In March 1772 Joseph Warren gave an oration to mark the second anniversary of the Boston Massacre. In this speech he mentioned the dangers of keeping standing armies in cities during times of peace:


“After various struggles during the tyrannic reigns of the House of Stuart… the connection between Great Britain and this colony was settled in the reign of King William and Queen Mary, by a compact, the conditions of which were expressed in a charter; by which all the liberties and immunities of British subjects, were confined to this province, as fully and as absolutely as they possibly could be by any human instrument which can be devised… And the most important right of a British subject is that he shall be governed by no laws but those to which he, either in person or by his representative, hath given his consent. And this I will venture to assert is the grand basis of British freedom; it is interwoven with the constitution and whenever it is lost, the constitution must be destroyed…

The ruinous consequences of standing armies to free communities may be seen in the histories of Syracuse, Rome and many other once flourishing states; some of which scarcely now have a name! Their baneful influence is most suddenly felt when they are placed in populous cities; for by a corruption of morals, the public happiness is immediately affected… This is one of the effects of quartering troops in a populous city, a truth to which many a mourning parent, many a lost despairing child in this metropolis, must bear a very melancholy testimony.

Soldiers are also taught to consider arms as the only arbiters by which every dispute is to be decided… they are instructed implicitly to obey their commanders, without inquiring into the justice of the cause… they are ever to be dreaded as the ready engines of tyranny and oppression. And it is too observable that they are prone to introduce the same mode of decision in the disputes of individuals.
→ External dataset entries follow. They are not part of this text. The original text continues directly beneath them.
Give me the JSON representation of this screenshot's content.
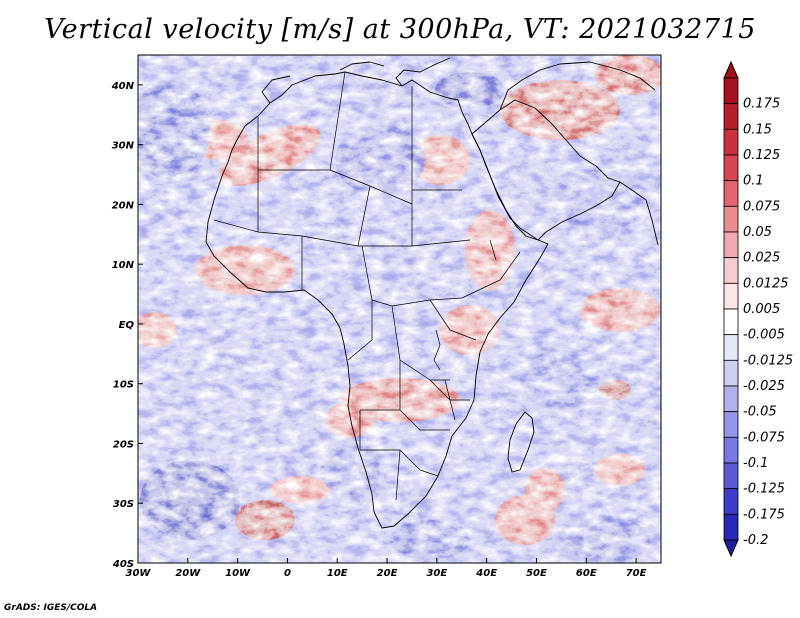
{
  "title": "Vertical velocity [m/s] at 300hPa, VT: 2021032715",
  "footer": "GrADS: IGES/COLA",
  "map": {
    "lon_range": [
      -30,
      75
    ],
    "lat_range": [
      -40,
      45
    ],
    "lon_ticks": [
      {
        "value": -30,
        "label": "30W"
      },
      {
        "value": -20,
        "label": "20W"
      },
      {
        "value": -10,
        "label": "10W"
      },
      {
        "value": 0,
        "label": "0"
      },
      {
        "value": 10,
        "label": "10E"
      },
      {
        "value": 20,
        "label": "20E"
      },
      {
        "value": 30,
        "label": "30E"
      },
      {
        "value": 40,
        "label": "40E"
      },
      {
        "value": 50,
        "label": "50E"
      },
      {
        "value": 60,
        "label": "60E"
      },
      {
        "value": 70,
        "label": "70E"
      }
    ],
    "lat_ticks": [
      {
        "value": 40,
        "label": "40N"
      },
      {
        "value": 30,
        "label": "30N"
      },
      {
        "value": 20,
        "label": "20N"
      },
      {
        "value": 10,
        "label": "10N"
      },
      {
        "value": 0,
        "label": "EQ"
      },
      {
        "value": -10,
        "label": "10S"
      },
      {
        "value": -20,
        "label": "20S"
      },
      {
        "value": -30,
        "label": "30S"
      },
      {
        "value": -40,
        "label": "40S"
      }
    ]
  },
  "colorbar": {
    "levels": [
      {
        "label": "0.175",
        "color": "#a5141e"
      },
      {
        "label": "0.15",
        "color": "#b71e28"
      },
      {
        "label": "0.125",
        "color": "#c8323c"
      },
      {
        "label": "0.1",
        "color": "#d74650"
      },
      {
        "label": "0.075",
        "color": "#e1646e"
      },
      {
        "label": "0.05",
        "color": "#eb8c91"
      },
      {
        "label": "0.025",
        "color": "#f0aaad"
      },
      {
        "label": "0.0125",
        "color": "#f6cdcf"
      },
      {
        "label": "0.005",
        "color": "#fbe6e7"
      },
      {
        "label": "-0.005",
        "color": "#ffffff"
      },
      {
        "label": "-0.0125",
        "color": "#e7e7fb"
      },
      {
        "label": "-0.025",
        "color": "#cfcff6"
      },
      {
        "label": "-0.05",
        "color": "#b1b1f0"
      },
      {
        "label": "-0.075",
        "color": "#9595ea"
      },
      {
        "label": "-0.1",
        "color": "#7878e2"
      },
      {
        "label": "-0.125",
        "color": "#5a5ad8"
      },
      {
        "label": "-0.175",
        "color": "#3c3cc8"
      },
      {
        "label": "-0.2",
        "color": "#2828b4"
      }
    ],
    "top_color": "#a01018",
    "bottom_color": "#1e1ea0"
  }
}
From thence have often arisen great animosities between them and the inhabitants who, whilst in a naked defenceless state, are frequently insulted and abused by an armed soldiery.

This will be more especially the case when the troops are informed that the intention of their being stationed in any city, is to over-awe the inhabitants. That this was the avowed design of stationing an armed force in this town is sufficiently known; and we, my fellow-citizens, have seen, we have felt the tragical effects!

The fatal Fifth of March 1770 can never be forgotten. The horrors of that dreadful night are but too deeply impressed on our hearts. Language is too feeble to paint the emotions of our souls, when our streets were stained with the blood of our brethren; when our ears were wounded by the groans of the dying, and our eyes were tormented with the sight of the mangled bodies of the dead. When our alarmed imagination presented to our view our houses wrapped in flames, our children subjected to the barbarous caprice of the raging soldiery; our beauteous virgins exposed to all the insolence of unbridled passion; our virtuous wives, endeared to us by every tender tie, falling a sacrifice to worse than brutal violence…

The thoughts of vengeance were soon buried in our inbred affection to Great Britain, and calm reason dictated a method of removing the troops more mild than an immediate recourse to the sword. With united efforts you urged the immediate departure of the troops from the town; you urged it, with a resolution which ensured success; you obtained your wishes, and the removal of the troops was effected, without one drop of their blood being shed by the inhabitants.”